Monday, April 03, 2006

I'm a bit paranoid about my white earpohnes. This is because absolutely every other person I see on the street also has a pair. For the first time it feels like I'm conforming to something, and it's friggin ugly! Like a dead fish, or something equally vile and bloated being carried off by the currant that is mainstream...(sigh) maybe I should have gotten a black iPod afterall...or maybe I'm just making a big deal out of this.

Had a chat with the great aunt today. Heh heh heh...MUWAHA HA HAA HAAA HAAA HAAAA HAA! I love being shameless ;)

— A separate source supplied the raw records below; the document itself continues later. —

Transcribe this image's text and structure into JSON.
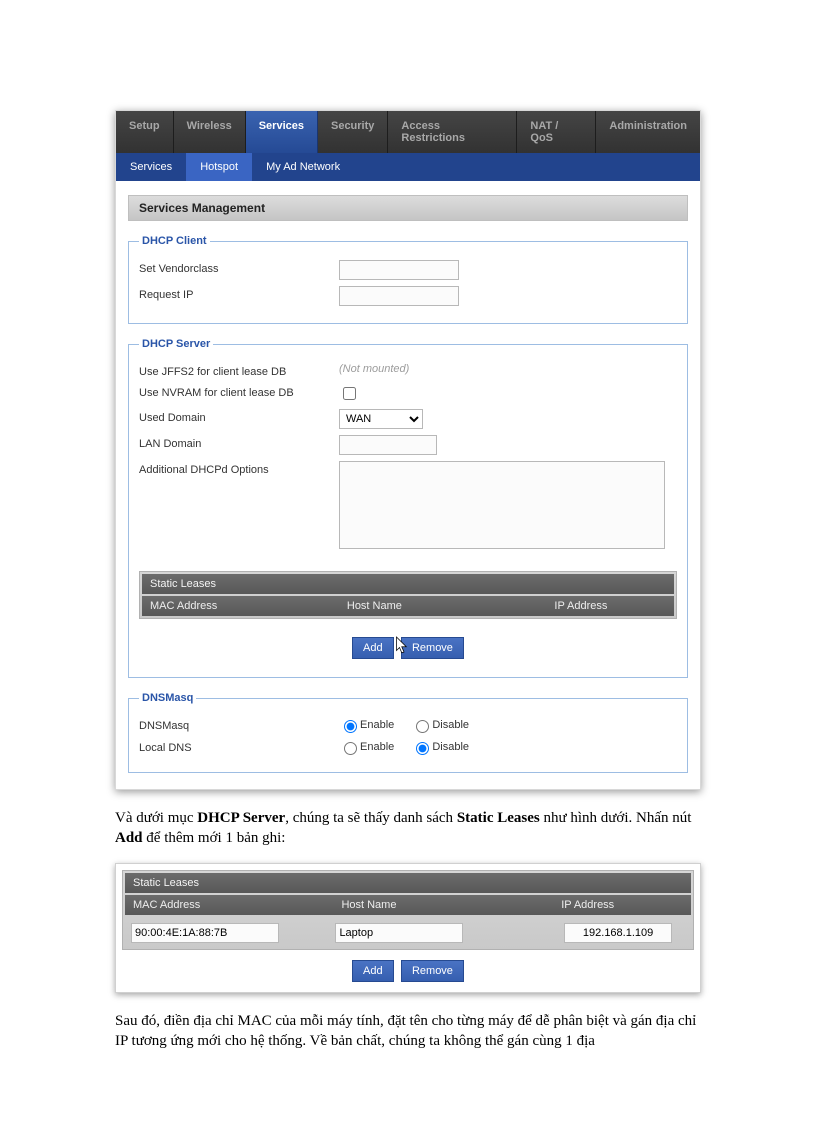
{
  "main_nav": {
    "tabs": [
      "Setup",
      "Wireless",
      "Services",
      "Security",
      "Access Restrictions",
      "NAT / QoS",
      "Administration"
    ],
    "active_index": 2
  },
  "sub_nav": {
    "tabs": [
      "Services",
      "Hotspot",
      "My Ad Network"
    ],
    "active_index": 1
  },
  "section_title": "Services Management",
  "dhcp_client": {
    "legend": "DHCP Client",
    "set_vendorclass_label": "Set Vendorclass",
    "set_vendorclass_value": "",
    "request_ip_label": "Request IP",
    "request_ip_value": ""
  },
  "dhcp_server": {
    "legend": "DHCP Server",
    "jffs2_label": "Use JFFS2 for client lease DB",
    "jffs2_status": "(Not mounted)",
    "nvram_label": "Use NVRAM for client lease DB",
    "nvram_checked": false,
    "used_domain_label": "Used Domain",
    "used_domain_value": "WAN",
    "lan_domain_label": "LAN Domain",
    "lan_domain_value": "",
    "additional_opts_label": "Additional DHCPd Options",
    "additional_opts_value": "",
    "static_leases_title": "Static Leases",
    "col_mac": "MAC Address",
    "col_host": "Host Name",
    "col_ip": "IP Address",
    "add_label": "Add",
    "remove_label": "Remove"
  },
  "dnsmasq": {
    "legend": "DNSMasq",
    "dnsmasq_label": "DNSMasq",
    "local_dns_label": "Local DNS",
    "enable": "Enable",
    "disable": "Disable",
    "dnsmasq_selected": "Enable",
    "local_dns_selected": "Disable"
  },
  "body1_part1": "Và dưới mục ",
  "body1_bold1": "DHCP Server",
  "body1_part2": ", chúng ta sẽ thấy danh sách ",
  "body1_bold2": "Static Leases",
  "body1_part3": " như hình dưới. Nhấn nút ",
  "body1_bold3": "Add",
  "body1_part4": " để thêm mới 1 bản ghi:",
  "second_leases": {
    "title": "Static Leases",
    "col_mac": "MAC Address",
    "col_host": "Host Name",
    "col_ip": "IP Address",
    "row_mac": "90:00:4E:1A:88:7B",
    "row_host": "Laptop",
    "row_ip": "192.168.1.109",
    "add_label": "Add",
    "remove_label": "Remove"
  },
  "body2": "Sau đó, điền địa chỉ MAC của mỗi máy tính, đặt tên cho từng máy để dễ phân biệt và gán địa chỉ IP tương ứng mới cho hệ thống. Về bản chất, chúng ta không thể gán cùng 1 địa"
}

And (because there always is one), in spite of my Peter Pan syndrome (/tragic fixation. Nabokov style. (Nothing beyond the 'look at this tangle of thorns' -openning though, because the rest of the novel was far too twisted to finish reading)) I've finally watched Finding Neverland for the first time, after deliberately having avoided doing so, all this while.
(aplause. wild cheering.)
Thank you.

Now, leaving asside the sad things in life. Thoughts of Rivkah Zim (the personal statements have been completed (more wild cheering)) have brought to mind her Bible freakyness (because Rivkah Zim is the Bible-freak-woman, not the hand-bag-lady, thank you Sarah for clarifying that) and that absurd story about Jephtah's daughter. Now, if Jephtah's daughter is Bible-note-worthy, why does she not have a name? This is one of those Cruly's wife in Of Mice and Men things right? Yes, thought so. I'll roll my feminist critic sleeves back down for the time being, because the question really gagging to be asked is: Why the hell does Jephtah's daughter 'bewail her virginity' before her father kills her? (nay! I tell thee; sacrifices her!)
If anyone has an answer to this they will cure me of many a sleepless night.

Moral: don't make promises to God lightly if you have crazy, virgin daughters.
And there was much rejoicing.

The Peter Pan sadness has gone :) ...for now.